31 janvier 2007

Gymeu douuuuuuuuce

Il faut que je vous fasse part d'une grande expérience qu'il serait abject de qualifier de "sportive". Mais comme le SUAPS dit que...on va dire que!

Faut d'abord savoir que, hyper motivée, je fais de la gym tonique (autant la prononcer "djim tonaïk" pour bien marquer la différence avec "gymeu doucccce").

Donc djim tonaïk lundi soir: déjà 20 minutes avant c'est le chaos dans les vestiaires, et me voilà pendant une heure,  entourée de 70 autres filles masos, mes muscles presque inexistants me prient d'arrêter le supplice des bouteilles remplies de sable (pour bosser les trapèzes, les biceps, tous ces trucs), et j'entends crier mes abdos, quand, enfin, l'heure est passée, on range les tapis et mon corps tout chaud (ouh là!) ne voit rien dans le tram, n'entend rien dans le tram, marche seulement jusqu'à son but: la douche.

Mais voilà, depuis la rentrée, je suis aussi inscrite en gymeu douccce. Cours encore inconnu puisque mon premier semestre n'a pas été assez gentil pour me laisser le temps de tester.

Donc mardi, me voilà! j'arrive un quart d'heure avant, personne. Je passe et repasse devant la salle de muscu, hésitant entre le dojo et la salle de danse. Dans le dojo, des judokas en sueur enchaînent les prises. Pile à l'heure du cours, deux nanas entrent dans les vestiaires. Me méfiant genre: "je me suis déjà plantée de cours une fois" je demande nonchalamment si c'est bien gymeu douccce et kézako d'abôr? Les filles me disent que c'est différent à chaque fois, et me lancent un truc qui devrait me mettre sur la voie: "en tout cas, c'est hyper zen".

Ok. J'entre sur le dojo, complètement seule en débardeur, toutes les filles ont de gros survêts bien molletonnés, manquent plus que les doudounes. Enfin, quand je dis: "toutes les filles", on n' est pas plus de 20, en comptant les judokas qui viennent de partir, par contre. Tout le monde est en chaussettes, j'enlève mes baskets. La prof arrive 30 minutes plus tard, et on s'asseoit en cercle. Genre communions ensemble. La prof entame un laïus sur le choeur de St Pétersbourg qui a chanté dans le hall de la fac le midi, à l'occasion de la Folle Journée, tellement beau qu'elle en a pleuré. Choeur que j'ai filmé d'ailleurs, pour la fac, tellement caméra à l'épaule que mes cervicales et mes lombaires, déjà détruites par la djim tonaïk de la veille, souvenez-vous, m'ont suppliée de rentrer chez moi une demie-heure après le début.

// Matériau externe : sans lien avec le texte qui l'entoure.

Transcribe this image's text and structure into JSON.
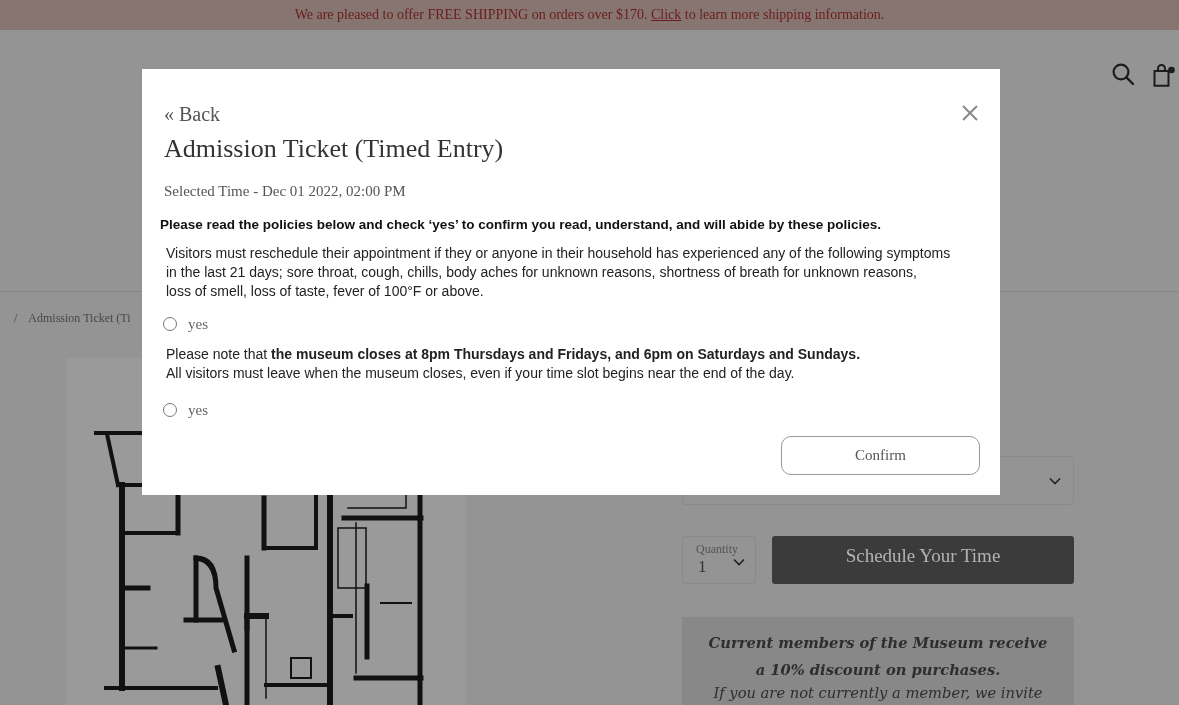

Pendant un quart d'heure, la prof prolonge le cours de musicologie, puis de culture nantaise, très sympa certes, mais raté pour la détente, je stresse déjà: c'est quand qu'on commence?!

ah voilà, on commence: ouh là là, bizarre...sympa mais comme les clubs de rire, difficile justement, de rire. Là, faut bailler et émettre de petits sons avec la bouche, genre chat content ou bébé gazouilleur. On se frotte les joues, les yeux, la nuque, on fait des roulers boulers, sur le dos, le côté, le ventre. Je prie pour que personne ne vienne jeter un oeil. C'est calme, mais trop calme, donc je sens poindre l'énervement. Et en plus, je me les pèle sérieux. Ouf, la prof propose un massage des pieds dans la dernière demie-heure restante, et là on peut carrément aller chercher pulls, manteaux et couvertures pendant que la partenaire s'occupe de nos petons, un par un. C'est sans compter mon hyper sensibilité plantaire: à peine m'effleure t-elle la plante des pieds que je m'esclaffe comme une baleine. Sur 10, je suis la seule. Du coup, la détente s'est muée en torture.

Je pense pas que je reviendrai!

Commentaires

Suuuuuuuuper ce post ! J'ai bien riiiiiii !
T'aurais du te méfier, avec un nom pareil, la "gymeu doucccce", c'était forcément un gang Peace and Love ! ;-)

Ecrit par : cecileplum | 31 janvier 2007

Comment dire... ça me rappelle étrangement mes cours de théâtre ou de diction à l'IUT... Surtout parce qu'on se les gelait aussi!!!

Ecrit par : DooSAnillaH | 01 février 2007

Tu sais qu'avec toutes tes aventures, tu pourrais carrément te lancer dans la sitcom?? :) devant ou derrière la caméra?